LUT is allocated as belows

pPanoramaObj->remapBuf = Utils_memAlloc(

UTILS_HEAPID_DDR_CACHED_SR,
( 1920*360*8*2 ),
MY_FRAME_ALIGN /* 32u*/
);

and below is the part of remap.

VXLIB_bufParams2D_t src_addr;
VXLIB_bufParams2D_t dst_addr;
VXLIB_bufParams2D_t remap_addr;
VXLIB_STATUS vx_status;

src_addr.dim_x = 1920;
src_addr.dim_y = 360;
src_addr.stride_y = 1920;
src_addr.data_type = VXLIB_UINT8;

dst_addr.dim_x = 1920;
dst_addr.dim_y = 360;
dst_addr.stride_y = 1920;
dst_addr.data_type = VXLIB_UINT8;

remap_addr.dim_x = 1920*2;
remap_addr.dim_y = 360;
remap_addr.stride_y = 1920*8;
remap_addr.data_type = VXLIB_FLOAT32;

vx_status = VXLIB_remapBilinear_bc_i8u_i32f_o8u(
(UInt8*)((UInt32)pMosaicFrameBuffer->bufAddr[0] + 1920*360),
&src_addr,
(UInt8*)((UInt32)pOutFrameBuffer->bufAddr[0] + 1920*360),
&dst_addr,
(VXLIB_F32*)((UInt8*)pPanoramaObj->remapBuf),
&remap_addr,
0
);

if(vx_status!=VXLIB_SUCCESS)
Vps_printf("remapY result:%d\n", vx_status);

remap function itself works well, and image is normal.

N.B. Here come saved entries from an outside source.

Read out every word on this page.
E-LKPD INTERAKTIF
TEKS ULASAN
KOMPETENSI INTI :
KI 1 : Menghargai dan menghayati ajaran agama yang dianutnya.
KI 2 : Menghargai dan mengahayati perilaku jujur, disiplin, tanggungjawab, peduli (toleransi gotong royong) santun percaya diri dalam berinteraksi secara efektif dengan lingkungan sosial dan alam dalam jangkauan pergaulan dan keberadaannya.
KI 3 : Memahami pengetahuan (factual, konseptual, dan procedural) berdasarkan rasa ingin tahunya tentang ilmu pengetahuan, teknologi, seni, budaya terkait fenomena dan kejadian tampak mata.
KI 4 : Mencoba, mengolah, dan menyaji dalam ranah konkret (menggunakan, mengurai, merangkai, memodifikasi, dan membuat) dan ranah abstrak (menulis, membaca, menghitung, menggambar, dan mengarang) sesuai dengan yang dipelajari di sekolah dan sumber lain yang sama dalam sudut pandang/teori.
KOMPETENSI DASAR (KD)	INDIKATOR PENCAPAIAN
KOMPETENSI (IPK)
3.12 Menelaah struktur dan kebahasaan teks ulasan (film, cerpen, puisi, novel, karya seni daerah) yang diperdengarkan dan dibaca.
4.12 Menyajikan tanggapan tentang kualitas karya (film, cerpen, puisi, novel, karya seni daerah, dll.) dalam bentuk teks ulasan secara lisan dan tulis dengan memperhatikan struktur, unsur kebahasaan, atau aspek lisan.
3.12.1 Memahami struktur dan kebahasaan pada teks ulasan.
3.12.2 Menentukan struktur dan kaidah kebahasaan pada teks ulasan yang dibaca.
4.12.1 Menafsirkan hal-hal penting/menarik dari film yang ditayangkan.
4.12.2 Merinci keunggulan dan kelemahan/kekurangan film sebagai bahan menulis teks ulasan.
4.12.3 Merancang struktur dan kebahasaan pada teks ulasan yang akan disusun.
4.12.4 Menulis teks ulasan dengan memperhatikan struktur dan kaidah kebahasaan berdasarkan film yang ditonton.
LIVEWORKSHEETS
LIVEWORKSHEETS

What should I do for better performance?

Thanks in advance.

  • Thanks for your question.

    Explanation of difference you are seeing

    All of the performance numbers listed in the test report reflect the core DSP performance without considering memory stalls.  Therefore it is a best case performance assuming all of the code and data are in L1 memory.  In reality, this is not usually possible, so these numbers give an idea of what the performance should not get better than.

    Now I have done some testing to see what the performance is assuming all data and memory were accessed from DDR cached memory, and this kernel which used randomly generated remap table ranged from 23 to 82 cycles per output pixel on average.  When I ran the same test except put the code and data in DSP L2 memory, the performance improved to range from 10 to 30 cycles per output pixel.  Here is a summary of performances:

    1. CPU only (no L2/DDR memory) : 7.5 cycles

    2. Code/Data in L2: 10 to 30 cycles

    3. Code/Data in DDR: 23 to 82 cycles

    The difference between case 1 and 2 is the L1 cache miss penalty.  The difference between case 2 and case 3 is the L2 cache miss penalty to DDR.

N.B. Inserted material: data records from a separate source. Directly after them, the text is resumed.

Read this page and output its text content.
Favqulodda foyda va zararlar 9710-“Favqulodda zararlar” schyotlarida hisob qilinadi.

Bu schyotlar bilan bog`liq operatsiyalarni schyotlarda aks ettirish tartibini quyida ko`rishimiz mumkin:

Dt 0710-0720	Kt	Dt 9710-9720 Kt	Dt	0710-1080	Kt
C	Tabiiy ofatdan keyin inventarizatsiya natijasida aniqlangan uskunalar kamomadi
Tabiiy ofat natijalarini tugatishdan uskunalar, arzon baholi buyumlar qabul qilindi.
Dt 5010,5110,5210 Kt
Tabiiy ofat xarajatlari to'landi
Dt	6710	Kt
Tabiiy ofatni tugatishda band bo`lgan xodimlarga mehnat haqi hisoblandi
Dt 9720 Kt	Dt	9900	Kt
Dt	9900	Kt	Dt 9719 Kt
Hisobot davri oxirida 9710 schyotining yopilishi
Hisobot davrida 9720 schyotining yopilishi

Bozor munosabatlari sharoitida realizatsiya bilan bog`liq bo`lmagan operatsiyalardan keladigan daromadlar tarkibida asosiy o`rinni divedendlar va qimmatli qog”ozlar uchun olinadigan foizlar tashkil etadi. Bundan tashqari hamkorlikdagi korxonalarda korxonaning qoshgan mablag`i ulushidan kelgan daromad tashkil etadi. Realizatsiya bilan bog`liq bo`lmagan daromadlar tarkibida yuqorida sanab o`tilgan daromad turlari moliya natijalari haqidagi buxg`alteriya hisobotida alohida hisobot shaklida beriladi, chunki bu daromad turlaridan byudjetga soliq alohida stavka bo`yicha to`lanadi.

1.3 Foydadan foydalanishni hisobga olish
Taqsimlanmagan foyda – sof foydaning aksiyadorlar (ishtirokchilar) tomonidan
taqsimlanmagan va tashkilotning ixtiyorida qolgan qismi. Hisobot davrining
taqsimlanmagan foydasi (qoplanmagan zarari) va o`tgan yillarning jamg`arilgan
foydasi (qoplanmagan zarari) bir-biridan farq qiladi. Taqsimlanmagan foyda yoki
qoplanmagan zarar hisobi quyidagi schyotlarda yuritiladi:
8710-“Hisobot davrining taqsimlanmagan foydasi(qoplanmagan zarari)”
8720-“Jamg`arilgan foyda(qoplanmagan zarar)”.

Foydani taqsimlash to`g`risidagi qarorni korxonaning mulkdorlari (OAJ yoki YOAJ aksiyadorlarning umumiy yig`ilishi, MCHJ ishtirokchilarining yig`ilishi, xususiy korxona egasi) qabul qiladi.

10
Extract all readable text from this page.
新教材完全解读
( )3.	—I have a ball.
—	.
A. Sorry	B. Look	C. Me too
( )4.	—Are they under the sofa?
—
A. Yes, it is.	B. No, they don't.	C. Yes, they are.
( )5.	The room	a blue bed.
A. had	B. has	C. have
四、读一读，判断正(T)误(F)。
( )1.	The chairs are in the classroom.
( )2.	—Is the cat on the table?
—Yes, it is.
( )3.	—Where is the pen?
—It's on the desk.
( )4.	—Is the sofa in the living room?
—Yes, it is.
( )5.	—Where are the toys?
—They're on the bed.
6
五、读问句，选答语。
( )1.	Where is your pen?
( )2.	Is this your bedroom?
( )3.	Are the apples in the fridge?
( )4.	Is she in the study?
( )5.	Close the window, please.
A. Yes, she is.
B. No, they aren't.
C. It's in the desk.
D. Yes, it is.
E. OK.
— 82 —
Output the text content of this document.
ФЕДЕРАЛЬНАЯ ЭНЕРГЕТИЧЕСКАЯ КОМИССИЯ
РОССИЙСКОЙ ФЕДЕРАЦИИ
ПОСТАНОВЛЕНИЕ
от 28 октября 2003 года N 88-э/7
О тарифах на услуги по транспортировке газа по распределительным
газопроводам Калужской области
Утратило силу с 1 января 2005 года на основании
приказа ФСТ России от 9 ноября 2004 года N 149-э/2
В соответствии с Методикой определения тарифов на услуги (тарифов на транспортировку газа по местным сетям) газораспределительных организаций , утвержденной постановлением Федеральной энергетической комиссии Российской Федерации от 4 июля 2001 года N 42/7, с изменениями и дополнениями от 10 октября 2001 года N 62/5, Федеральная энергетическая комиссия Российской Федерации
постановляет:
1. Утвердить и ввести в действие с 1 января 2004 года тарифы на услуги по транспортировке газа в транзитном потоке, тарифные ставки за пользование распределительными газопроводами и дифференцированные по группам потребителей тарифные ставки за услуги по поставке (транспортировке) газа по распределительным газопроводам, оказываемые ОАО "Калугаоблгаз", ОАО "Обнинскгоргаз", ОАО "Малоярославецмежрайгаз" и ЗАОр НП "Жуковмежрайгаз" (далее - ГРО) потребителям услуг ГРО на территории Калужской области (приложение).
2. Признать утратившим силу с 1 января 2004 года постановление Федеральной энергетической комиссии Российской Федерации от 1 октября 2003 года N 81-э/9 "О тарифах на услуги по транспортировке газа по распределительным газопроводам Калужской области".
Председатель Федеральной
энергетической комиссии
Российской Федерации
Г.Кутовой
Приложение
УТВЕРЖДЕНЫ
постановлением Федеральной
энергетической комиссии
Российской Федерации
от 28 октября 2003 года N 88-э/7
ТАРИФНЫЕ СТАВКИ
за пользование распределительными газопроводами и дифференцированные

    The cache miss rate will vary based on remap table.  For example, a unity remap table will have a high cache hit rate since subsequent input pixel accesses will be on same cache line that was already fetched.

    Proposal for Improvement


    As seen above, the best thing you can do to improve performance is to process the data from L2 RAM.  Since the whole input image probably does not fit into L2 RAM, DMA the input from DDR into L2 RAM prior to calling this function.  This probably requires you to pipeline the processing in a ping/pong fashion across blocks of input/output.   What I mean is make a loop wherein you initiate a transfer of an input block into L2 RAM, and while the DMA is happening, call VXLIB function on a previously DMA'd block in L2.  When the VXLIB function is done, initiate the next transfer, and continue on until the end of the whole frame.

    Since you are doing a remap, which blocks you transfer and how big the transfer is depends on the remap function you are doing.

    Final Questions

    After rereading your post, I'm curious why you are using remap for whole panorama.  Is most of the remap a copy, or does most every pixel get shifted/warped relative to input?  If you are primarily just appending input images together, you can use a DMA for all/most of the copy and that will be the fastest.

  • As proposed, I copied LUT block in DDR to L2 using DMA.

    I didn't use pingpong buffer, but performance is double-graded.

    If I use ping/pong buffer, better result will be expected.

    To answer for your final questions,

    in my case, almost every pixel is warped into new position. So, I can't choose the way just copying image blocks.

    Thanks for response.